Global Chemical Outlook II- From Legacies to Innovative Solutions: Implementing the 2030 Agenda for Sustainable Development was mandated by the UN Environment Assembly in 2016. The outlook report seeks to alert policymakers and other stakeholders to the critical role of the sound management of chemicals and waste in sustainable development.

Key Findings of the Report

  • The global goal to minimise adverse impacts of chemicals and waste set out in 2006 under the UN’s global non-binding chemicals programme, the Strategic Approach to International Chemicals Management (Saicm) will not be achieved by 2020
  • The report notes that despite the international agreement, reached at the high-level UN conferences, and significant action already taken scientists continue to express concerns regarding the lack of progress made.

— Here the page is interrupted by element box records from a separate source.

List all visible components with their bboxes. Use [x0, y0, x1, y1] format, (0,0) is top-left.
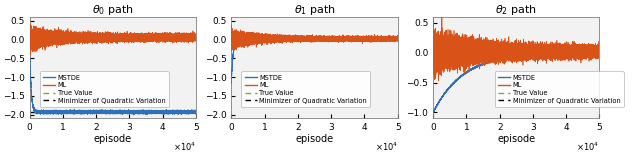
Text: $\times10^4$: $\times10^4$: [576, 141, 600, 153]
Title: $\theta_0$ path: $\theta_0$ path: [92, 3, 134, 17]
X-axis label: episode: episode: [497, 134, 536, 144]
Title: $\theta_2$ path: $\theta_2$ path: [495, 3, 538, 17]
Legend: MSTDE, ML, True Value, Minimizer of Quadratic Variation: MSTDE, ML, True Value, Minimizer of Quad…: [241, 71, 371, 107]
X-axis label: episode: episode: [93, 134, 132, 144]
Text: $\times10^4$: $\times10^4$: [173, 141, 196, 153]
Text: $\times10^4$: $\times10^4$: [374, 141, 397, 153]
X-axis label: episode: episode: [296, 134, 333, 144]
Title: $\theta_1$ path: $\theta_1$ path: [294, 3, 335, 17]
Legend: MSTDE, ML, True Value, Minimizer of Quadratic Variation: MSTDE, ML, True Value, Minimizer of Quad…: [495, 71, 624, 107]
Legend: MSTDE, ML, True Value, Minimizer of Quadratic Variation: MSTDE, ML, True Value, Minimizer of Quad…: [40, 71, 169, 107]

  • Despite significant progress made major implementation gaps remain. In particular, developing countries, and economies in transition, still lack basic chemicals and waste management systems.

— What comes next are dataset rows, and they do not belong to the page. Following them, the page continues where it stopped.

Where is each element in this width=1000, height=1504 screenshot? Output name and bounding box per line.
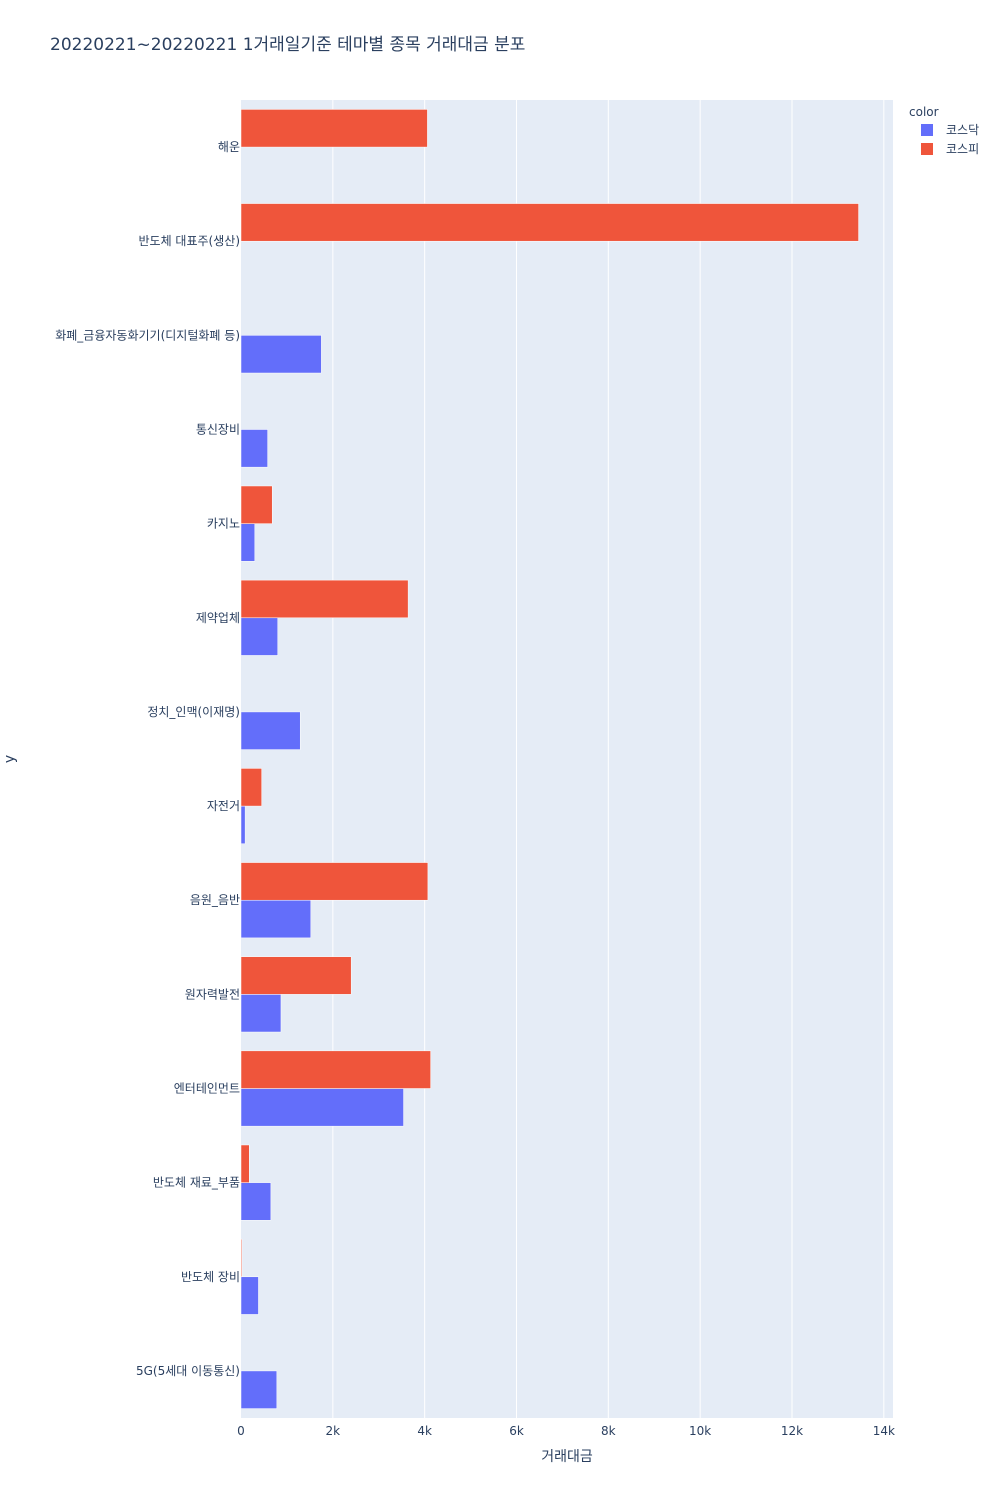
bar-kospi[interactable] bbox=[240, 862, 429, 901]
bar-kosdaq[interactable] bbox=[240, 711, 301, 750]
bar-kospi[interactable] bbox=[240, 203, 859, 242]
y-tick-label: 제약업체 bbox=[196, 610, 240, 625]
grid-lines bbox=[332, 100, 885, 1418]
x-tick-label: 4k bbox=[417, 1424, 432, 1438]
y-tick-label: 정치_인맥(이재명) bbox=[147, 705, 240, 719]
y-tick-label: 음원_음반 bbox=[190, 893, 240, 907]
bar-kospi[interactable] bbox=[240, 485, 273, 524]
x-tick-label: 8k bbox=[601, 1424, 616, 1438]
legend-title: color bbox=[909, 105, 939, 119]
x-axis-label: 거래대금 bbox=[541, 1449, 593, 1465]
bar-kosdaq[interactable] bbox=[240, 429, 268, 468]
y-axis-label: y bbox=[2, 755, 18, 763]
bar-kospi[interactable] bbox=[240, 579, 409, 619]
bar-kospi[interactable] bbox=[240, 768, 262, 807]
legend-label[interactable]: 코스피 bbox=[946, 142, 979, 156]
bar-kosdaq[interactable] bbox=[240, 523, 256, 562]
bar-kospi[interactable] bbox=[240, 956, 352, 995]
y-tick-label: 해운 bbox=[218, 140, 240, 154]
legend-swatch[interactable] bbox=[921, 143, 933, 155]
bars bbox=[240, 109, 859, 1409]
bar-kosdaq[interactable] bbox=[240, 335, 322, 374]
y-tick-label: 반도체 대표주(생산) bbox=[139, 234, 241, 248]
x-tick-label: 10k bbox=[689, 1424, 711, 1438]
bar-kosdaq[interactable] bbox=[240, 899, 312, 939]
bar-kosdaq[interactable] bbox=[240, 994, 282, 1033]
y-tick-label: 자전거 bbox=[207, 799, 240, 813]
plot-background bbox=[241, 100, 893, 1418]
bar-kospi[interactable] bbox=[240, 1238, 243, 1278]
x-tick-label: 2k bbox=[326, 1424, 341, 1438]
bar-kospi[interactable] bbox=[240, 109, 428, 148]
y-tick-label: 반도체 재료_부품 bbox=[153, 1176, 240, 1190]
bar-kosdaq[interactable] bbox=[240, 1276, 259, 1315]
x-tick-label: 6k bbox=[509, 1424, 524, 1438]
x-tick-labels: 0 2k 4k 6k 8k 10k 12k 14k bbox=[237, 1424, 895, 1438]
y-tick-label: 반도체 장비 bbox=[181, 1270, 240, 1284]
x-tick-label: 0 bbox=[237, 1424, 245, 1438]
bar-kospi[interactable] bbox=[240, 1050, 431, 1089]
y-tick-label: 5G(5세대 이동통신) bbox=[136, 1364, 240, 1378]
x-tick-label: 14k bbox=[873, 1424, 895, 1438]
bar-kosdaq[interactable] bbox=[240, 805, 246, 844]
legend-label[interactable]: 코스닥 bbox=[946, 123, 979, 137]
y-tick-label: 엔터테인먼트 bbox=[174, 1082, 240, 1096]
y-tick-label: 통신장비 bbox=[196, 423, 240, 437]
legend-swatch[interactable] bbox=[921, 124, 933, 136]
chart-title: 20220221~20220221 1거래일기준 테마별 종목 거래대금 분포 bbox=[50, 35, 525, 55]
y-tick-label: 화폐_금융자동화기기(디지털화폐 등) bbox=[55, 328, 240, 342]
y-tick-label: 카지노 bbox=[207, 517, 240, 531]
bar-kosdaq[interactable] bbox=[240, 1370, 278, 1409]
x-tick-label: 12k bbox=[781, 1424, 803, 1438]
bar-kosdaq[interactable] bbox=[240, 617, 278, 656]
bar-kosdaq[interactable] bbox=[240, 1088, 404, 1127]
bar-kospi[interactable] bbox=[240, 1144, 250, 1183]
bar-kosdaq[interactable] bbox=[240, 1182, 272, 1221]
y-tick-label: 원자력발전 bbox=[185, 987, 240, 1001]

  • The report notes that Globally Harmonised System (GHS) for classification and labelling has not been implemented in more than 120 countries, mostly developing nations and economies in transition.
  • The report notes that the countries still lack pollutant release transfer registers (PRTRs), poison centres and capacities for hazard and risk assessment and risk management.
  • The report highlights the example of regulations on lead in paint as a revealing indicator. The report notes that as of September 2018, only 37% of countries had confirmed the legally binding controls on lead in paint. Further, even if regulations on specific chemicals are in place, implementation and enforcement may pose challenges
  • The report notes that chemical production and consumption is shifting to emerging economies, in particular, China. The Asia-Pacific region is projected to account for more than two-thirds of global sales by 2030 and cross-border e-commerce is growing 25% annually.

The report says that Progress remains insufficient and there is an urgent need to take concerted action to develop basic chemicals management systems in all countries.